© Reuters. FILE PHOTO: The Bank of Israel building is seen in Jerusalem June 16, 2020. REUTERS/Ronen Zvulun/File Photo
By Steven Scheer JERUSALEM (Reuters) – The Bank of Israel is expected to keep short-term interest rates unchanged this week, its 14th such decision in a row, although analysts are expecting a hawkish tone that could lead to higher rates in the coming months as inflationary pressures mount. All 12 economists polled by Reuters forecast that the central bank’s monetary policy committee (MPC) will keep the benchmark rate at an all-time low of 0.1% when the decision is announced on Monday at 4 p.m. (1400 GMT). While other countries have faced an inflation surge, Israel has not, largely due to a very strong shekel that has moved to a 26-year high against the dollar and kept import prices down. The annual inflation rate stood at 2.4% in November, well within an official 1-3% target. Last month, Bank of Israel Governor Amir Yaron told Reuters that the central bank was in no rush to raise interest rates since inflation was under control. However, analysts see rising inflation as inevitable, especially with a tightening labour market in which the broadest measure of the jobless rate has fallen to 6.5%. “Inflation pressure is likely to become persistent and require more hikes,” said BofA Securities economists in a report, predicting that rates will be hiked from the second quarter and end 2022 at 1%. All six rate setters had voted to keep the benchmark interest rate at 0.1% at its prior meeting on Nov. 22 after one policymaker had voted for a rate increase to 0.25% on Oct. 7. They cited real interest rates in Israel as being negative and at a similar level to those in major economies.
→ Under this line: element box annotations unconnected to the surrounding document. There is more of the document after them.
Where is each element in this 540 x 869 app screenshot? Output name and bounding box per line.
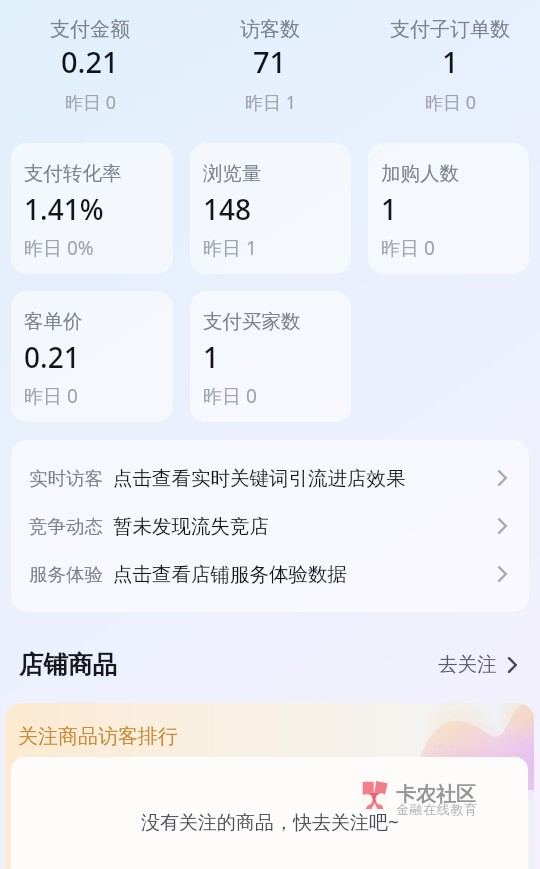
staticText: 去关注 (438, 652, 497, 677)
button[interactable]: 竞争动态 (11, 502, 529, 550)
staticText: 服务体验 (29, 563, 103, 586)
staticText: 71 (253, 42, 287, 81)
staticText: 昨日 0 (65, 90, 116, 115)
staticText: 昨日 0 (425, 90, 476, 115)
button[interactable]: 支付转化率 (11, 143, 173, 274)
staticText: 卡农社区 (396, 782, 476, 807)
button[interactable]: 加购人数 (368, 143, 529, 274)
staticText: 支付金额 (50, 17, 130, 42)
staticText: 点击查看店铺服务体验数据 (113, 562, 347, 587)
staticText: 昨日 0 (381, 235, 435, 258)
staticText: 暂未发现流失竞店 (113, 514, 269, 539)
staticText: 没有关注的商品，快去关注吧~ (141, 809, 399, 835)
staticText: 昨日 0% (24, 235, 94, 258)
staticText: 0.21 (61, 42, 119, 81)
button[interactable]: 客单价 (11, 291, 173, 422)
staticText: 1 (381, 190, 398, 228)
staticText: 访客数 (240, 17, 300, 42)
button[interactable]: 服务体验 (11, 550, 529, 598)
staticText: 0.21 (24, 338, 80, 376)
staticText: 实时访客 (29, 467, 103, 490)
staticText: 昨日 1 (245, 90, 296, 115)
staticText: 竞争动态 (29, 515, 103, 538)
staticText: 昨日 1 (203, 235, 257, 258)
staticText: 金融在线教育 (396, 801, 478, 817)
staticText: 点击查看实时关键词引流进店效果 (113, 466, 406, 491)
button[interactable]: 去关注 (432, 648, 529, 681)
staticText: 148 (203, 190, 252, 228)
staticText: 支付买家数 (203, 309, 301, 334)
staticText: 加购人数 (381, 161, 459, 186)
staticText: 昨日 0 (24, 383, 78, 406)
staticText: 浏览量 (203, 161, 262, 186)
staticText: 1 (203, 338, 220, 376)
button[interactable]: 访客数 (180, 17, 360, 115)
button[interactable]: 支付金额 (0, 17, 180, 115)
staticText: 1 (442, 42, 459, 81)
staticText: 支付转化率 (24, 161, 122, 186)
staticText: 1.41% (24, 190, 104, 228)
staticText: 昨日 0 (203, 383, 257, 406)
staticText: 支付子订单数 (390, 17, 510, 42)
button[interactable]: 实时访客 (11, 454, 529, 502)
staticText: 客单价 (24, 309, 83, 334)
staticText: 店铺商品 (19, 649, 117, 680)
button[interactable]: 浏览量 (190, 143, 351, 274)
button[interactable]: 支付子订单数 (360, 17, 540, 115)
button[interactable]: 支付买家数 (190, 291, 351, 422)
staticText: 关注商品访客排行 (18, 724, 178, 749)
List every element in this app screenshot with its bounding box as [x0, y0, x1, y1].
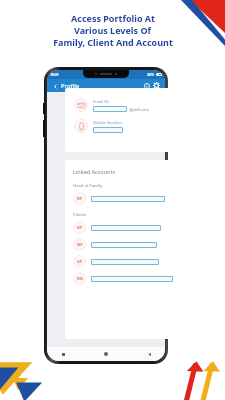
staticText: Family, Client And Account [53, 36, 173, 48]
button[interactable]: RP [73, 221, 173, 234]
staticText: Mobile Number [93, 120, 123, 125]
staticText: Linked Accounts [73, 168, 116, 175]
button[interactable]: Settings [152, 81, 161, 90]
staticText: Profile [61, 82, 80, 90]
button[interactable]: RN [73, 272, 173, 285]
staticText: Clients [73, 212, 87, 218]
button[interactable]: Information [142, 81, 151, 90]
button[interactable]: Recents [59, 350, 67, 358]
button[interactable]: NP [73, 238, 173, 251]
staticText: RP [77, 196, 83, 201]
button[interactable]: Home [102, 350, 110, 358]
button[interactable]: Email ID [74, 98, 178, 112]
button[interactable]: RP [73, 192, 173, 205]
button[interactable]: Mobile Number [74, 119, 178, 133]
button[interactable]: Back [145, 350, 153, 358]
staticText: NP [77, 242, 83, 247]
staticText: RP [77, 225, 83, 230]
staticText: Access Portfolio At [71, 12, 155, 24]
staticText: AP [77, 259, 83, 264]
staticText: 26% [147, 72, 154, 77]
staticText: Various Levels Of [74, 24, 151, 36]
staticText: 18:31 [50, 72, 59, 77]
staticText: Email ID [93, 99, 109, 104]
button[interactable]: AP [73, 255, 173, 268]
button[interactable]: Back [51, 82, 59, 90]
staticText: RN [77, 276, 83, 281]
staticText: @jmfl.com [129, 107, 149, 112]
staticText: Head of Family [73, 183, 103, 189]
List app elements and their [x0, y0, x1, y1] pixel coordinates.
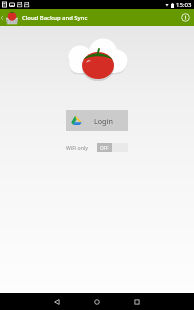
staticText: OFF — [100, 145, 109, 151]
button[interactable]: Navigate up — [0, 9, 19, 26]
staticText: 15:03 — [176, 1, 192, 9]
button[interactable]: Back — [37, 293, 77, 310]
staticText: Cloud Backup and Sync — [22, 14, 88, 22]
staticText: WiFi only — [66, 144, 88, 151]
staticText: Login — [94, 116, 113, 126]
button[interactable]: Recent apps — [117, 293, 157, 310]
button[interactable]: Login — [66, 110, 128, 131]
button[interactable]: WiFi only — [66, 141, 128, 154]
button[interactable]: Info — [177, 9, 194, 26]
button[interactable]: Home — [77, 293, 117, 310]
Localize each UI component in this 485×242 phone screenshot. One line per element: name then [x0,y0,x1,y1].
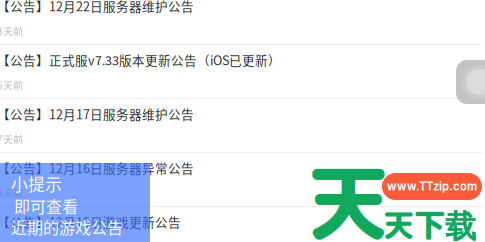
staticText: 小提示 [11,171,62,196]
button[interactable]: 【公告】12月16日服务器异常公告 [0,153,482,206]
button[interactable]: 【公告】12月15日游戏更新公告 [0,207,482,242]
button[interactable]: 【公告】12月22日服务器维护公告 [0,0,482,44]
staticText: 5天前 [0,78,23,92]
button[interactable]: 【公告】正式服v7.33版本更新公告（iOS已更新） [0,45,482,98]
staticText: 7天前 [0,132,23,146]
staticText: 8天前 [0,186,23,200]
staticText: 【公告】12月17日服务器维护公告 [0,105,194,123]
staticText: 天 [307,145,390,242]
staticText: 【公告】12月22日服务器维护公告 [0,0,194,15]
staticText: 天下载 [383,203,476,242]
staticText: 【公告】正式服v7.33版本更新公告（iOS已更新） [0,51,281,69]
staticText: 【公告】12月16日服务器异常公告 [0,159,194,177]
staticText: 近期的游戏公告 [11,215,123,238]
staticText: 【公告】12月15日游戏更新公告 [0,213,181,231]
button[interactable]: 【公告】12月17日服务器维护公告 [0,99,482,152]
staticText: 3天前 [0,24,23,38]
staticText: www.TTzip.com [387,180,477,193]
staticText: 即可查看 [14,194,78,217]
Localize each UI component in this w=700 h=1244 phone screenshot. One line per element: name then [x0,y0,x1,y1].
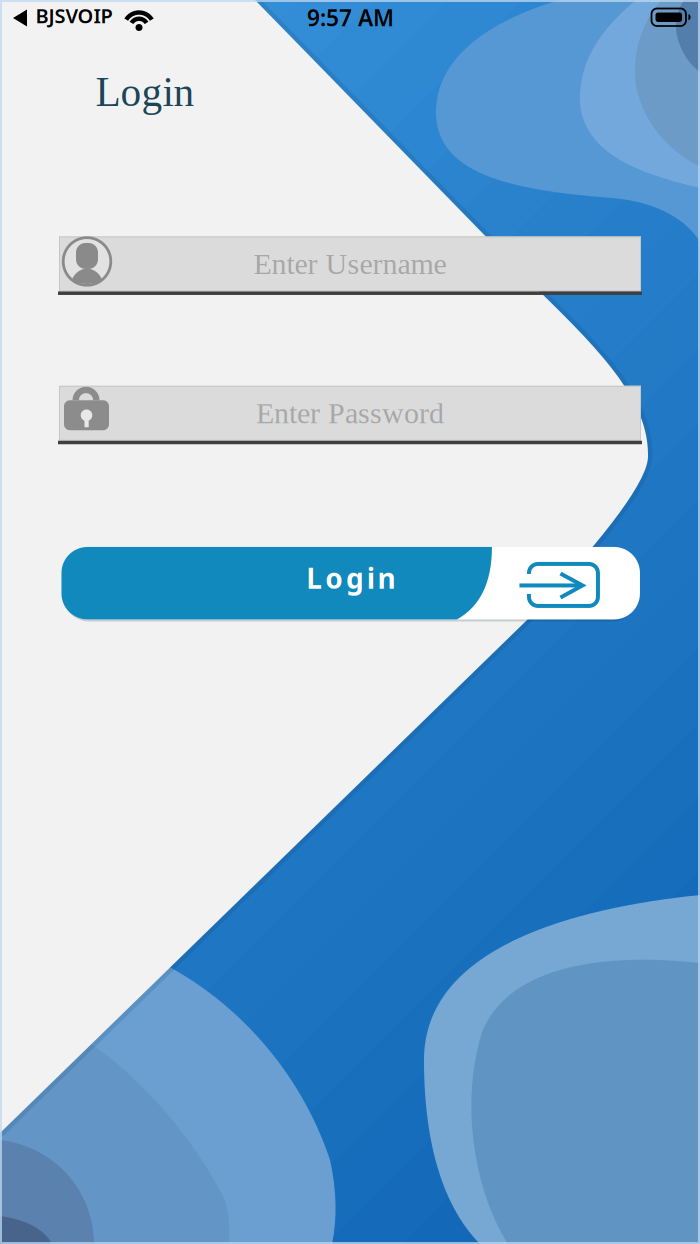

The central bank has also largely let the shekel strengthen since the currency’s gains stem from a strong economic rebound from the COVID-19 pandemic, a current account surplus and large foreign inflows into the high-tech sector. The shekel appreciated for most of 2021 despite the bank buying a planned $30 billion of foreign currency. Yaron has said the bank will still intervene when needed but without a pre-announced, set amount as was the case last year.
Israel’s economy, according to the bank’s last estimate in October, was expected to have expanded 7% in 2021 and is projected to grow 5.5% this year. At Monday’s decision, the bank will issue updated macro forecasts and Yaron will hold his quarterly news conference at 4.15 pm.